Sasha Bezzubov: Things Fall Apart
January 20 – February 17, 2007
Taylor De Cordoba is pleased to present Things Fall Apart, a solo exhibition by Brooklyn-based artist Sasha Bezzubov. The exhibition will run from January 20th thru February 17th, 2007. The gallery will host an opening reception for the artist on Saturday January 20th from 6pm-9pm.
This exhibition will include a selection of nine photographs from Things Fall Apart, a series of landscape photographs made in the aftermath of natural disasters. These mundane places are instantly transformed through the violent power of a climatic or terrestrial force, into dreamscapes of apocalyptic proportions. For a few days the world is glued to the images of the familiar turned upside down and made strange. Staggering numbers of dead and missing are reported. The property damage is calculated, the social and medical catastrophe is predicted, the increase of such disasters is mentioned. Soon the entire episode is forgotten in a sea of willful amnesia.
The aftermath of a natural catastrophe – ruined cities and settlements, wrecked homes and roads, scattered survivors – is how we imagine the end of time.
Things Fall Apart consists of five disasters – India after an earthquake, the Midwest after tornadoes, California after wildfires, Florida after hurricanes and Indonesia and Thailand after the tsunami. Arriving at each event after the fact allows Bezzubov to witness the destruction with a degree of distance. Using the form of landscape photography, a tradition born with industrial expansion, these photographs evidence nature’s force as it reclaims land subdued and ruled by a myopic civilization.

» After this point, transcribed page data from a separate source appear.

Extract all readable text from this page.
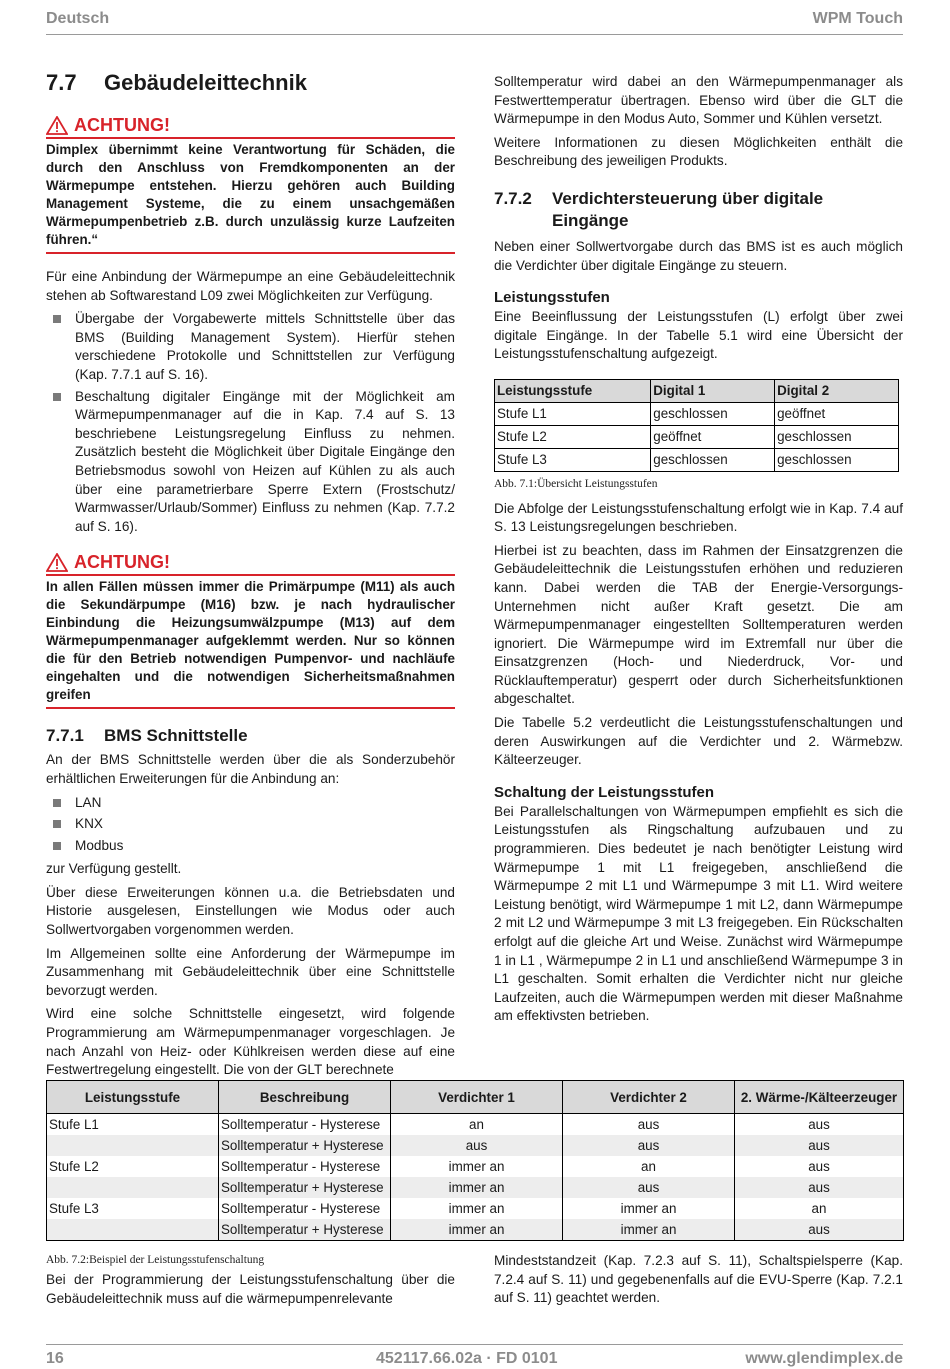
Deutsch	WPM Touch
7.7 Gebäudeleittechnik
ACHTUNG!
Dimplex übernimmt keine Verantwortung für Schäden, die durch den Anschluss von Fremdkomponenten an der Wärmepumpe entstehen. Hierzu gehören auch Building Management Systeme, die zu einem unsachgemäßen Wärmepumpenbetrieb z.B. durch unzulässig kurze Laufzeiten führen.“

Für eine Anbindung der Wärmepumpe an eine Gebäudeleittechnik stehen ab Softwarestand L09 zwei Möglichkeiten zur Verfügung.

Übergabe der Vorgabewerte mittels Schnittstelle über das BMS (Building Management System). Hierfür stehen verschiedene Protokolle und Schnittstellen zur Verfügung (Kap. 7.7.1 auf S. 16).
Beschaltung digitaler Eingänge mit der Möglichkeit am Wärmepumpenmanager auf die in Kap. 7.4 auf S. 13 beschriebene Leistungsregelung Einfluss zu nehmen. Zusätzlich besteht die Möglichkeit über Digitale Eingänge den Betriebsmodus sowohl von Heizen auf Kühlen zu als auch über eine parametrierbare Sperre Extern (Frostschutz/ Warmwasser/Urlaub/Sommer) Einfluss zu nehmen (Kap. 7.7.2 auf S. 16).
ACHTUNG!
In allen Fällen müssen immer die Primärpumpe (M11) als auch die Sekundärpumpe (M16) bzw. je nach hydraulischer Einbindung die Heizungsumwälzpumpe (M13) auf dem Wärmepumpenmanager aufgeklemmt werden. Nur so können die für den Betrieb notwendigen Pumpenvor- und nachläufe eingehalten und die notwendigen Sicherheitsmaßnahmen greifen
7.7.1 BMS Schnittstelle

An der BMS Schnittstelle werden über die als Sonderzubehör erhältlichen Erweiterungen für die Anbindung an:

LAN
KNX
Modbus

zur Verfügung gestellt.

Über diese Erweiterungen können u.a. die Betriebsdaten und Historie ausgelesen, Einstellungen wie Modus oder auch Sollwertvorgaben vorgenommen werden.

Im Allgemeinen sollte eine Anforderung der Wärmepumpe im Zusammenhang mit Gebäudeleittechnik über eine Schnittstelle bevorzugt werden.

Wird eine solche Schnittstelle eingesetzt, wird folgende Programmierung am Wärmepumpenmanager vorgeschlagen. Je nach Anzahl von Heiz- oder Kühlkreisen werden diese auf eine Festwertregelung eingestellt. Die von der GLT berechnete

Solltemperatur wird dabei an den Wärmepumpenmanager als Festwerttemperatur übertragen. Ebenso wird über die GLT die Wärmepumpe in den Modus Auto, Sommer und Kühlen versetzt.

Weitere Informationen zu diesen Möglichkeiten enthält die Beschreibung des jeweiligen Produkts.

7.7.2 Verdichtersteuerung über digitale
Eingänge

Neben einer Sollwertvorgabe durch das BMS ist es auch möglich die Verdichter über digitale Eingänge zu steuern.

Leistungsstufen

Eine Beeinflussung der Leistungsstufen (L) erfolgt über zwei digitale Eingänge. In der Tabelle 5.1 wird eine Übersicht der Leistungsstufenschaltung aufgezeigt.

Leistungsstufe	Digital 1	Digital 2
Stufe L1	geschlossen	geöffnet
Stufe L2	geöffnet	geschlossen
Stufe L3	geschlossen	geschlossen
Abb. 7.1:Übersicht Leistungsstufen

Die Abfolge der Leistungsstufenschaltung erfolgt wie in Kap. 7.4 auf S. 13 Leistungsregelungen beschrieben.

Hierbei ist zu beachten, dass im Rahmen der Einsatzgrenzen die Gebäudeleittechnik die Leistungsstufen erhöhen und reduzieren kann. Dabei werden die TAB der Energie-Versorgungs-Unternehmen nicht außer Kraft gesetzt. Die am Wärmepumpenmanager eingestellten Solltemperaturen werden ignoriert. Die Wärmepumpe wird im Extremfall nur über die Einsatzgrenzen (Hoch- und Niederdruck, Vor- und Rücklauftemperatur) gesperrt oder durch Sicherheitsfunktionen abgeschaltet.

Die Tabelle 5.2 verdeutlicht die Leistungsstufenschaltungen und deren Auswirkungen auf die Verdichter und 2. Wärmebzw. Kälteerzeuger.

Schaltung der Leistungsstufen

Bei Parallelschaltungen von Wärmepumpen empfiehlt es sich die Leistungsstufen als Ringschaltung aufzubauen und zu programmieren. Dies bedeutet je nach benötigter Leistung wird Wärmepumpe 1 mit L1 freigegeben, anschließend die Wärmepumpe 2 mit L1 und Wärmepumpe 3 mit L1. Wird weitere Leistung benötigt, wird Wärmepumpe 1 mit L2, dann Wärmepumpe 2 mit L2 und Wärmepumpe 3 mit L3 freigegeben. Ein Rückschalten erfolgt auf die gleiche Art und Weise. Zunächst wird Wärmepumpe 1 in L1 , Wärmepumpe 2 in L1 und anschließend Wärmepumpe 3 in L1 geschalten. Somit erhalten die Verdichter nicht nur gleiche Laufzeiten, auch die Wärmepumpen werden mit dieser Maßnahme am effektivsten betrieben.

Leistungsstufe	Beschreibung	Verdichter 1	Verdichter 2	2. Wärme-/Kälteerzeuger
Stufe L1	Solltemperatur - Hysterese	an	aus	aus
	Solltemperatur + Hysterese	aus	aus	aus
Stufe L2	Solltemperatur - Hysterese	immer an	an	aus
	Solltemperatur + Hysterese	immer an	aus	aus
Stufe L3	Solltemperatur - Hysterese	immer an	immer an	an
	Solltemperatur + Hysterese	immer an	immer an	aus
Abb. 7.2:Beispiel der Leistungsstufenschaltung

Bei der Programmierung der Leistungsstufenschaltung über die Gebäudeleittechnik muss auf die wärmepumpenrelevante

Mindeststandzeit (Kap. 7.2.3 auf S. 11), Schaltspielsperre (Kap. 7.2.4 auf S. 11) und gegebenenfalls auf die EVU-Sperre (Kap. 7.2.1 auf S. 11) geachtet werden.

16	452117.66.02a · FD 0101	www.glendimplex.de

Sasha Bezzubov is the recipient of numerous awards and grants for his photographic works, including two Fulbright Scholarship Awards for his work in Vietnam and India. He earned his MFA from Yale University in 1997. His work is in the collection of the Metropolitan Museum of Art, New York, and has appeared in Esquire Magazine, Newsweek, Details Magazine, The Village Voice and Blind Spot.